L’anima mia vi adora, il mio cuore vi benedice e la mia bocca vi loda, o santa ed indivisibile Trinità: Padre Eterno, Figliuolo unico ed amato dal Padre, Spirito consolatore che procedete dal loro vicendevole amore.
O Dio onnipotente, benché io non sia che l’ultimo dei vostri servi ed il membro più imperfetto della vostra Chiesa, io vi lodo e vi glorifico.

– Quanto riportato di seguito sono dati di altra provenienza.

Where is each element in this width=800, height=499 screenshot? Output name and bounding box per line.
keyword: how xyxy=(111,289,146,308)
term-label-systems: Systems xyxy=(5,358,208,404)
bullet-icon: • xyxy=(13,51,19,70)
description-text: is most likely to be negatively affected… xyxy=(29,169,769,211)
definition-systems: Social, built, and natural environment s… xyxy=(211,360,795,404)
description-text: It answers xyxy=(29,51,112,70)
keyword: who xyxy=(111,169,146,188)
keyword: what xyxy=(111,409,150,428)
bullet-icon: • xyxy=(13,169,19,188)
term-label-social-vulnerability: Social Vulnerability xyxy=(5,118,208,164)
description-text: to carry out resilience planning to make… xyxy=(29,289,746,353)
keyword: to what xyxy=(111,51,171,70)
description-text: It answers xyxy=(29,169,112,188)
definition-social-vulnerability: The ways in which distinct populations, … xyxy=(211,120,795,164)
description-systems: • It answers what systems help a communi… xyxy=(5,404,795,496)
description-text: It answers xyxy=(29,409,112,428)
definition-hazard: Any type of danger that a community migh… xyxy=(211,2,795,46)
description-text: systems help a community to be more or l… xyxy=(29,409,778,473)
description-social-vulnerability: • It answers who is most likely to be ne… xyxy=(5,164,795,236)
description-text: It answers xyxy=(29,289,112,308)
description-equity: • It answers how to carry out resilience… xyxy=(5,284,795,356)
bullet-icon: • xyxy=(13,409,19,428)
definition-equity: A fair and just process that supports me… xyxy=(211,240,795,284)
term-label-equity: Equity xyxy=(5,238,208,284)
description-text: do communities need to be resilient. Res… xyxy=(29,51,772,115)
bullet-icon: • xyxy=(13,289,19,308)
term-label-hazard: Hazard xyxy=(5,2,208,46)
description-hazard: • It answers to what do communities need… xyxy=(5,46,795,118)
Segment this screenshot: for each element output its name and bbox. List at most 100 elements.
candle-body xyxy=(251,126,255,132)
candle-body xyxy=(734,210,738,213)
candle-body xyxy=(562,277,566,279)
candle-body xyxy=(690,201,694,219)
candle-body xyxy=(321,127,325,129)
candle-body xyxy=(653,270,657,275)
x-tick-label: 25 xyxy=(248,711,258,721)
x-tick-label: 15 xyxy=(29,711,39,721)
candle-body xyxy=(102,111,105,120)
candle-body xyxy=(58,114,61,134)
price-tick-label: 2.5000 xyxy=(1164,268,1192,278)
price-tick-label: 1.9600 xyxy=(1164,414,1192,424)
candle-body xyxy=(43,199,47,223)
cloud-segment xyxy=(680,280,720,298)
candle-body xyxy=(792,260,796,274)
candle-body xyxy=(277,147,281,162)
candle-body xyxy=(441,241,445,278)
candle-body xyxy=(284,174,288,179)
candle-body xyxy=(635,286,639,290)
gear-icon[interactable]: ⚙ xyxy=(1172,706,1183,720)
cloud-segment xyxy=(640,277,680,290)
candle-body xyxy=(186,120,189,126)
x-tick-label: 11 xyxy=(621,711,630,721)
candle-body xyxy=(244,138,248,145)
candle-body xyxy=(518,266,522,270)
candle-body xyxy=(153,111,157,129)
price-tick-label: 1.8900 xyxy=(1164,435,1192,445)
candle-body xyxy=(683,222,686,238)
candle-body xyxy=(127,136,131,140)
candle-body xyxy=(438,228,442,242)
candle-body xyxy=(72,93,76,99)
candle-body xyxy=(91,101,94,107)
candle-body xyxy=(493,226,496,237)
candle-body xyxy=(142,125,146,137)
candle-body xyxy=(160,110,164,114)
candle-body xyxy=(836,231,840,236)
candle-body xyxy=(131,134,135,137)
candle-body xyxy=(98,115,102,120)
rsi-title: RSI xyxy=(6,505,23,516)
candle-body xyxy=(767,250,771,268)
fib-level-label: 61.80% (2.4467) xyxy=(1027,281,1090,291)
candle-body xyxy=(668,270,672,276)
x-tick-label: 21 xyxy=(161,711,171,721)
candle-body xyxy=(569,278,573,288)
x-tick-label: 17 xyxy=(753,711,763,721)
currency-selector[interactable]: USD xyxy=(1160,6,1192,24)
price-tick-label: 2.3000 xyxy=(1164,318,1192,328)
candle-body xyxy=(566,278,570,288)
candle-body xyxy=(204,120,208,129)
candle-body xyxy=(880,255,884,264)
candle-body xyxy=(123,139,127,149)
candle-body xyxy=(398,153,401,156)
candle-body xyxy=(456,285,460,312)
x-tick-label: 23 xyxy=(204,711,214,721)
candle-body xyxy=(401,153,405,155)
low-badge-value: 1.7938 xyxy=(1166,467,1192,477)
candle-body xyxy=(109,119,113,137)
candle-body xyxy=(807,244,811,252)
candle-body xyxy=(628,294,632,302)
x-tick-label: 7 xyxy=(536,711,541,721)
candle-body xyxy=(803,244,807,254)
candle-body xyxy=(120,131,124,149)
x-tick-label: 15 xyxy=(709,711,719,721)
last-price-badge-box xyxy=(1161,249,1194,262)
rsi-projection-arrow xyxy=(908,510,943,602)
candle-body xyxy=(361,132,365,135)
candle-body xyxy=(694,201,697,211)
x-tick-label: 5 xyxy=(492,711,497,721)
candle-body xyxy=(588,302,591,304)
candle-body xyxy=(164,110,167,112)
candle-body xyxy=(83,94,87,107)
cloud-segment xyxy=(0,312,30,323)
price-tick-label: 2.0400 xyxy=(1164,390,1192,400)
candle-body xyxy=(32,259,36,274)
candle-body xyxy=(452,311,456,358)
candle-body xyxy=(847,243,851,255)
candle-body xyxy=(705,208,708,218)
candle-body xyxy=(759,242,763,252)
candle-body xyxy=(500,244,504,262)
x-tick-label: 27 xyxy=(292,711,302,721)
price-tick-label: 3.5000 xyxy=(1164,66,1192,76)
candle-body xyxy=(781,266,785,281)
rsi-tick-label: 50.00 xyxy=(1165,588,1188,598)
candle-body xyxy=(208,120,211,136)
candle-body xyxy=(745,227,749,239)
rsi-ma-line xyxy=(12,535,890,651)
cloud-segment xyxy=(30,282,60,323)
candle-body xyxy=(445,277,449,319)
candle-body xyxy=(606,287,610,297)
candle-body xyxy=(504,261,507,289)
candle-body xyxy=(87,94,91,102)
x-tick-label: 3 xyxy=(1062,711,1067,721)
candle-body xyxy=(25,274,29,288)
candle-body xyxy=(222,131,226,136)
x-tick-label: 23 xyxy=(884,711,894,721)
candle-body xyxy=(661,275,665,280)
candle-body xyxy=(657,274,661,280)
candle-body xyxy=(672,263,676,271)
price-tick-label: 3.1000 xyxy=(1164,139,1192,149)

Io vi invoco, o Santa Trinità, affinché veniate in me a donarmi la vita, e a fare del mio povero cuore un tempio degno della vostra gloria e della vostra santità. O Padre Eterno, io vi prego per il vostro amato Figlio; o Gesù, io vi supplico per il Padre vostro; o Spirito Santo, io vi scongiuro in nome dell’Amore del Padre e del Figlio: accrescete in me la fede, la speranza e la carità. Fate che la mia fede sia efficace, la mia speranza sicura e la mia carità feconda. Fate che mi renda degno della vita eterna con l’innocenza della mia vita e con la santità dei miei costumi, affinché un giorno possa unire la mia voce a quella degli spiriti beati, per cantare con essi, per tutta l’eternità: Gloria al Padre Eterno, che ci ha creati; Gloria al Figlio, che ci ha rigenerati con il sacrificio cruento della Croce; Gloria allo Spirito Santo, che ci santifica con l’effusione delle sue grazie.
Onore e gloria e benedizione alla santa ed adorabile Trinità per tutti i secoli. Così sia.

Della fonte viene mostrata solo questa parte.